3.1.1 Allgemeines
Gerichtliche Entscheidungen ergehen in Form von
- Urteilen, gegen die abstrakt das Rechtsmittel der Berufung offensteht;
- Beschlüssen, gegen die abstrakt das Rechtsmittel des Rekurses offensteht; und
- (verfahrensrechtlichen) Verfügungen, die grundsätzlich nicht anfechtbar sind.
Beispiel:
Der Richter verfügt die Vorlage des Akts an das Rechtsmittelgericht.
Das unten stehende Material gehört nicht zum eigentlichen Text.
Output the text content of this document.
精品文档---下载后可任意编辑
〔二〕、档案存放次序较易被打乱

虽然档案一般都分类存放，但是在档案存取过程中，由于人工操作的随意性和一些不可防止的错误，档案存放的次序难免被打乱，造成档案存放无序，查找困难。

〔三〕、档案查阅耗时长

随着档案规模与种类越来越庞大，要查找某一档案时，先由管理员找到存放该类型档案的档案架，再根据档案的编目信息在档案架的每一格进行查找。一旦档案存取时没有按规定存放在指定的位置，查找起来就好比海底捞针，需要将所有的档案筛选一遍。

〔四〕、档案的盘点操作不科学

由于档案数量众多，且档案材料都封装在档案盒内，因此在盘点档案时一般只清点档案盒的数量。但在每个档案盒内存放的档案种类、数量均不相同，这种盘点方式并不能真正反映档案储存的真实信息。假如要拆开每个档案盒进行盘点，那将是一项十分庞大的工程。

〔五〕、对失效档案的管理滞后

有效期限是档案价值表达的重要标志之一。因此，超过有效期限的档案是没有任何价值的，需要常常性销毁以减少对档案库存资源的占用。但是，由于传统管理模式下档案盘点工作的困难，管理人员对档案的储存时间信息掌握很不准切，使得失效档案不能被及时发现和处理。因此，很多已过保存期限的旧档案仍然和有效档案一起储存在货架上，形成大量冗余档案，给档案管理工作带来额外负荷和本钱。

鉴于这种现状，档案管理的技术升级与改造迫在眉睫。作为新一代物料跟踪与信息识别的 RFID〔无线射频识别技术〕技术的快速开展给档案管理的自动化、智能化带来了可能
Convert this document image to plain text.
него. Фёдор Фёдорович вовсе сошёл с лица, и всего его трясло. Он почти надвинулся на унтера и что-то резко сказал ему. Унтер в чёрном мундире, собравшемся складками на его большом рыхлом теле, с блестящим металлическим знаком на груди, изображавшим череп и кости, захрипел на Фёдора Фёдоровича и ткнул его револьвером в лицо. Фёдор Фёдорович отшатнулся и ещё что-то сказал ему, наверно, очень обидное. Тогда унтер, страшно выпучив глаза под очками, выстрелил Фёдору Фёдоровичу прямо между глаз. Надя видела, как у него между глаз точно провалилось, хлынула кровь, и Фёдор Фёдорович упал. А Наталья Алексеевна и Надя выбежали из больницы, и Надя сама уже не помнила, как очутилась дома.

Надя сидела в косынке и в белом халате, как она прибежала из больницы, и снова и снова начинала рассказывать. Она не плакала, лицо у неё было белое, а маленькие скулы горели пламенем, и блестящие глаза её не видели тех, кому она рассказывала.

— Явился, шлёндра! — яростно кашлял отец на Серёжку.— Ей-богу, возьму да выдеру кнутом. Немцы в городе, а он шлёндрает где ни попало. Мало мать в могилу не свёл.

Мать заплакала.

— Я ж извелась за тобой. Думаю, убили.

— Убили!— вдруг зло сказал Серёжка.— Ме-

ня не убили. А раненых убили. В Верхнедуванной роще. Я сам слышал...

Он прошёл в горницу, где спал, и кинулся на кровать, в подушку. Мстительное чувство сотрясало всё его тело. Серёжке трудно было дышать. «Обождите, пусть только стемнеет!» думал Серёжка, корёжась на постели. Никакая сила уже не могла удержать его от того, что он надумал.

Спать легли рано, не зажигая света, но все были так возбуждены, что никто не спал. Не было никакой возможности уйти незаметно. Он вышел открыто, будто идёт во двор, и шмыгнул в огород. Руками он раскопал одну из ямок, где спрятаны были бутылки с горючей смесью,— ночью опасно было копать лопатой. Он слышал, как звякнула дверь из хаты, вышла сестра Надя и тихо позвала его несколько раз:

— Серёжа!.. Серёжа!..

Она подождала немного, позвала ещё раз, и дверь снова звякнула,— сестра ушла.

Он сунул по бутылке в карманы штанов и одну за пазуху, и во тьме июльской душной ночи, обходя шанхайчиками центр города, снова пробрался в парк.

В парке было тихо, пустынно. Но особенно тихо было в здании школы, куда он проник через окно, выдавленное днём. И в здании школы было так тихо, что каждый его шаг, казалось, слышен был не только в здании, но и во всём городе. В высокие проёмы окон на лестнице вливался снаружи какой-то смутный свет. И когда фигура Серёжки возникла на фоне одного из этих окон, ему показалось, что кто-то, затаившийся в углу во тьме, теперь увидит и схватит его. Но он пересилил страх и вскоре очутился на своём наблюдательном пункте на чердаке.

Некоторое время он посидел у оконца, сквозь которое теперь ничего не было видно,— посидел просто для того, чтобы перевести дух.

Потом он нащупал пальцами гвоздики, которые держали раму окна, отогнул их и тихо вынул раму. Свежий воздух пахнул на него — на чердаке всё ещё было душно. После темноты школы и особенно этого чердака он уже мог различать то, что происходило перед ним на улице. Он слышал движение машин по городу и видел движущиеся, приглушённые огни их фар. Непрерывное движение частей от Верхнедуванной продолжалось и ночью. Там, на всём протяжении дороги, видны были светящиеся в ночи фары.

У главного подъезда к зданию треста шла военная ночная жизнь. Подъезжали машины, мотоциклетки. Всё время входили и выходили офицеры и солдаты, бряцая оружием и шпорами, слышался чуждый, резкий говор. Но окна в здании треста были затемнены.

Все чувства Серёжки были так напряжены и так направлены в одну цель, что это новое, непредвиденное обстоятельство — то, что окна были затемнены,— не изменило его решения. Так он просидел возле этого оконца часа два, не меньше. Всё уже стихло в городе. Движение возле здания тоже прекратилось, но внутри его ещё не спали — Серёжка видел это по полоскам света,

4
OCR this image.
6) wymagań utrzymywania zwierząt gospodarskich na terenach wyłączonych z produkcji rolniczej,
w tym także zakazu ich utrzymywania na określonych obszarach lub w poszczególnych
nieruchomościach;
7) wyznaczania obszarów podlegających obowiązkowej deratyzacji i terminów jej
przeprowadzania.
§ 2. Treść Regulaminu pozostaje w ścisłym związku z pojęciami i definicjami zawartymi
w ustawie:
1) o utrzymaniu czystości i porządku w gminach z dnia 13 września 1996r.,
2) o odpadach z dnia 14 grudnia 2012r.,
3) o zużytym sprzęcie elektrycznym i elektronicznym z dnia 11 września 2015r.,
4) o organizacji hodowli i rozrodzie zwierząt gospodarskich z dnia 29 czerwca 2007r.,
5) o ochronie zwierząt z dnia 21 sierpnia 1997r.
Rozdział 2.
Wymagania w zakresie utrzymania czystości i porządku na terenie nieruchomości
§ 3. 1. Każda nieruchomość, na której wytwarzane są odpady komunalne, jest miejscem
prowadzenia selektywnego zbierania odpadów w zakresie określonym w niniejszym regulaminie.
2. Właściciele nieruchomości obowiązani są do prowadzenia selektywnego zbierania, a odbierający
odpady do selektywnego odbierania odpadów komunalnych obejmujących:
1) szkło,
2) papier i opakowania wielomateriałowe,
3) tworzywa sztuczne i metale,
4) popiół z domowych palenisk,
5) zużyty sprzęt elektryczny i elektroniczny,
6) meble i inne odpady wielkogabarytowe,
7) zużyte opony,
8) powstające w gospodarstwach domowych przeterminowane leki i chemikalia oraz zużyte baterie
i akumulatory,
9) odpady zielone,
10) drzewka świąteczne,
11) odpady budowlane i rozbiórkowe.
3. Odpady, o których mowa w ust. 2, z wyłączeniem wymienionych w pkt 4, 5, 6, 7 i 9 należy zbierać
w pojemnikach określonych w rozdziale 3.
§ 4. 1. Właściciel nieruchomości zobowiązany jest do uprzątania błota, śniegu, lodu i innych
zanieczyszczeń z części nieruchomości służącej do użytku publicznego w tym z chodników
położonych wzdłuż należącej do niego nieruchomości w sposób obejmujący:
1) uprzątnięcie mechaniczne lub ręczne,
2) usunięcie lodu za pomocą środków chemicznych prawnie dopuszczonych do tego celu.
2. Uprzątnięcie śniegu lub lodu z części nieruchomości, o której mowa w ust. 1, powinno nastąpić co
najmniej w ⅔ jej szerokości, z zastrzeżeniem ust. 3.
Teilweise werden jedoch Maßnahmen des Gerichts als „Verfügung“ bezeichnet, stellen materiellrechtlich aber Beschlüsse dar; so etwa die Zustellverfügung des Gerichts. • [Fußnote: OGH 26.3.1996, 1 Ob 632/95.]
Gegen gerichtliche Entscheidungen stehen vielfach Rechtsmittel im weiteren Sinn offen.
Diese erfassen einerseits die Rechtsmittel im engeren Sinn. Dies sind
- die Berufung als gegen Urteile erster Instanz gerichtetes Rechtsmittel,
- die Revision als gegen Urteile zweiter Instanz gerichtetes Rechtsmittel,
- der Rekurs als gegen Beschlüsse erster Instanz gerichtetes Rechtsmittel,
- der Revisionsrekurs als gegen Beschlüsse zweiter Instanz gerichtetes Rechtsmittel
- sowie der Parteienantrag auf Normenkontrolle als gegen Entscheidungen erster Instanz gerichtetes, mit einem der obgenannten Rechtsmittel verbundenes Rechtsmittel, in dem die Anwendung eines verfassungswidrigen Gesetzes behautet und dessen Aufhebung als verfassungswidrig begehrt wird.